Search for and include:
- Official documentation for libraries/frameworks used
- Quality tutorials or blog posts
- Video resources (if available)
- Related concepts for further learning
Step 5: Generate Output
Create markdown file in deep-dive/ folder:
- Name format:
[component]-[timestamp].md
- Detect output mode from the request or
output_mode config (default: compact)
- Compact mode: Use the compact template. No line-by-line, no resources, no Next Steps. Max 5 files — if more are in scope, summarize extras in one line each and offer to go deeper.
- Full mode: Use the full template from
templates/deep-dive.md. Include all sections. No 5-file limit — analyze every file in scope; for very large inputs, split the output across multiple deep-dive files rather than truncating.
- Make it educational, not just descriptive
Auto-Trigger Configuration
AntiVibe can be configured to auto-trigger via hooks:
- SubagentStop: After a Task completes a feature
- Stop: At session end
To enable auto-trigger, configure hooks in your project (see hooks/hooks.json).
Principles
- Why over what - Always explain design decisions
- Context matters - Explain when/why to use patterns
- Curated resources - Quality links, not random Google results
- Phase-aware - Group by implementation phase
- Learning path - Suggest next steps for deeper study
- Concept mapping - Connect code to underlying CS concepts
Dependencies
Optional scripts in scripts/ folder:
capture-phase.sh - Detect implementation phase boundaries
analyze-code.sh - Parse code structure
find-resources.sh - Search for external resources
generate-deep-dive.sh - Create markdown output
These are helpers - you can also do everything via direct code analysis.
Examples
Input: "Explain the auth system Claude wrote" (recent AI code)

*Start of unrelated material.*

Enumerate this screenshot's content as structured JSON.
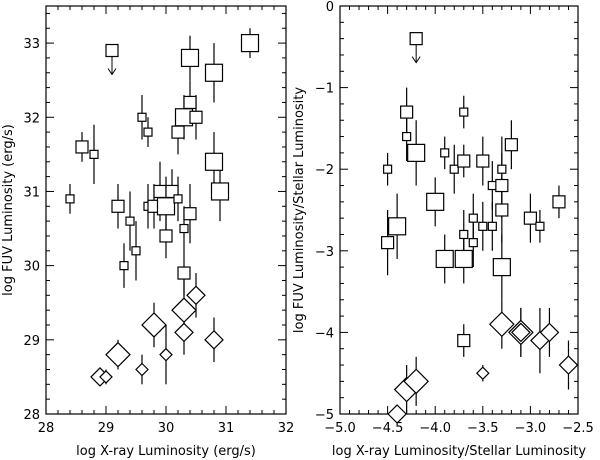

→ Mode: Recent (git diff). Output: deep-dive/auth-system-2026-01-15.md
Input: "Walk me through src/payments/" (explicit target — legacy codebase)
→ Mode: Explicit. Analyzes files in that directory directly, no git needed.
Input: "Deep dive" (no target, legacy project with no recent changes)
→ Mode: Scan. Asks: "Which file or module would you like to analyze?"
Input: "Audit this, just the trade-offs" (senior mode)
→ Routes to agents/auditor.md. Produces architectural audit, not an explanation.